Apr 9, 2007
If I bought a new car and the inside of the passenger door started to smolder while I was simply driving it around, I think I'd get pretty upset. So, you can imagine what NASCAR Nextel Cup teams must be thinking right now, since some of their much-hailed Cars of Tomorrow are not just smokin' hot -- they're actually catching fire.
Kevin Harvick is the driver who has had the most recent bout of difficulties with his new racecar. During the race at Martinsville, the protective foam, supplied by Dow Automotive, caught fire and burned a hole on the inside of the car. Several drivers experienced similar, if not quite so profound, maladies during the first use of the Car of Tomorrow at Bristol.
NASCAR says it still has confidence in the Impaxx brand foam that is installed in the newly developed racecars as a safety measure. One wonders if its next safety measure will be the installation of gasoline showers over the drivers' heads to keep them cool during the mid-summer races.
For the smokin' foam the fix seems simple enough. The material is said to ignite at around 570 degrees, so one might guess that efforts to keep the interior of the racecar below 570 degrees are worthwhile first approaches to fixing the problem.

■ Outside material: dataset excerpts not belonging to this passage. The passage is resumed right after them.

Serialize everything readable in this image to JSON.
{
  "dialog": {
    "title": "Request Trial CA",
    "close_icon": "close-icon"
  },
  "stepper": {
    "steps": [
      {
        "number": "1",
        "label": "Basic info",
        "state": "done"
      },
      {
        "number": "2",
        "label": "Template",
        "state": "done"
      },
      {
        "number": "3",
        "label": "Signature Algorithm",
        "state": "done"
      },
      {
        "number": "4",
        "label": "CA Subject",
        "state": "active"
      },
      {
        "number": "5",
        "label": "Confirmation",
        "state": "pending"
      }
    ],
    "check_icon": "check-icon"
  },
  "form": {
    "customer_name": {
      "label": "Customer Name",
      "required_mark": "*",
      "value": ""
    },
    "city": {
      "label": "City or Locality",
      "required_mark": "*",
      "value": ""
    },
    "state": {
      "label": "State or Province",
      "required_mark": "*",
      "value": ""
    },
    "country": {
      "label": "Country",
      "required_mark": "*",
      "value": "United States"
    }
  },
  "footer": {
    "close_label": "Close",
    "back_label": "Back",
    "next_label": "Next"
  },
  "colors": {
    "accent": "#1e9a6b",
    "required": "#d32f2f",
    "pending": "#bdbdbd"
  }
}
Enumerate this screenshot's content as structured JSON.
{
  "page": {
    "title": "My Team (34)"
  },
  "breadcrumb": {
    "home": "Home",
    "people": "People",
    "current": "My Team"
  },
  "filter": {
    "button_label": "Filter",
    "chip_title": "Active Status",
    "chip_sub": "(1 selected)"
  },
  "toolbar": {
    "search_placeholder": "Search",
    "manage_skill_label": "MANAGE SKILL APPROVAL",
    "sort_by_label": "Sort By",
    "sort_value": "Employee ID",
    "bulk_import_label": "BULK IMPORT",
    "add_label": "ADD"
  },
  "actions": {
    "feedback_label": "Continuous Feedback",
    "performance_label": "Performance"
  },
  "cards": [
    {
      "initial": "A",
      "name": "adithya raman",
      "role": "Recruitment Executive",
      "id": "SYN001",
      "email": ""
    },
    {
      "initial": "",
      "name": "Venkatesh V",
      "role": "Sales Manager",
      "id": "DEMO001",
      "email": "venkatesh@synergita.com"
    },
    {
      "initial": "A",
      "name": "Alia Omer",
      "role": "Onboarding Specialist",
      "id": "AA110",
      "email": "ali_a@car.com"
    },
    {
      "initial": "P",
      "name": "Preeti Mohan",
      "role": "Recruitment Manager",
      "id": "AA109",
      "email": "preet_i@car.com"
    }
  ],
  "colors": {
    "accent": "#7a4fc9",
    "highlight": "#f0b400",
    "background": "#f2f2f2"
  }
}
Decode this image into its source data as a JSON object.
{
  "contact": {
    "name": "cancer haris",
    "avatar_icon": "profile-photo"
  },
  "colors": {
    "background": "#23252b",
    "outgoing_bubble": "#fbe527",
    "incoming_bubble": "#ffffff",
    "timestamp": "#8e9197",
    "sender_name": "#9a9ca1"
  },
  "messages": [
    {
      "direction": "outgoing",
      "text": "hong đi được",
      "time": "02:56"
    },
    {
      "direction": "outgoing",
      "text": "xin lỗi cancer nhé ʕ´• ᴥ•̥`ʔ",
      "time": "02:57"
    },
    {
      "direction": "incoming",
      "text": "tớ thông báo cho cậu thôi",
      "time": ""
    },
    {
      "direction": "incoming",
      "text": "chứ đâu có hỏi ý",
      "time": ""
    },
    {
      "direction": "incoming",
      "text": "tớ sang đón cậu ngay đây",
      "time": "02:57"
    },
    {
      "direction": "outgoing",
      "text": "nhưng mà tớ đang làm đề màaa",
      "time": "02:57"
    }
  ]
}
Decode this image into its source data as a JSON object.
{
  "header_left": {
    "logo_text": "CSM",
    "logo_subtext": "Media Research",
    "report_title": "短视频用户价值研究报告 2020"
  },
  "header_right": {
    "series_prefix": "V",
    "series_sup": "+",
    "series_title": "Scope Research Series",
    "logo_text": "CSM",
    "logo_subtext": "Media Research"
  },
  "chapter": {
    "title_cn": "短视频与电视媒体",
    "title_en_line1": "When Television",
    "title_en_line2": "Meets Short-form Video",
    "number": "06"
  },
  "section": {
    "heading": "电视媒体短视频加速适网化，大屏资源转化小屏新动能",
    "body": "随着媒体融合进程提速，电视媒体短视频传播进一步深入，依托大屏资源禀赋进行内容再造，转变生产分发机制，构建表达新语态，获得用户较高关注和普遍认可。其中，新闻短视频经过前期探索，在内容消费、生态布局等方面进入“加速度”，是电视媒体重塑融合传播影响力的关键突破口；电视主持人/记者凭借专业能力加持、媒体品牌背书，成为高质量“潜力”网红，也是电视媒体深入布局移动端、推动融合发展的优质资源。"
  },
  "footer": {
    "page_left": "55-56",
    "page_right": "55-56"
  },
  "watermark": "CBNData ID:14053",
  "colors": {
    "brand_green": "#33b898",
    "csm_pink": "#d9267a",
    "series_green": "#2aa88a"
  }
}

NASCAR officials have suggested that its teams undertake proper installations of the safety foam to allow more air to circulate and thus keep it from bursting into flame. That, too, seems like a pretty good idea.
Since fumes from the melting form were said to have caused some of the NASCAR drivers to suffer headaches, there were some questions about the relative toxicity of the fumes. The good news on that front is that when burned, the fumes emitted are said to contain only trace amounts of toxicity. Hmmm. Not sure I want to fool with trace amounts of toxicity, but a Dow Automotive spokesperson tried to quell the fears by likening the fumes from the melting foam to something akin to a fire in your fireplace.
I don't know about you, but I don't think a fire in a fireplace in my car is a prospect that I'd feel very comfortable with. Something about the carbon monoxide concentrated in a confined space that I might find...well, deadly. But you have to hand it to the NASCAR Car of Tomorrow developers. They went the extra mile for their drivers by installing a soothing fireplace in the new vehicle. Now all they need is to pipe in soft music and offer glasses of wine and the drivers can really travel in style.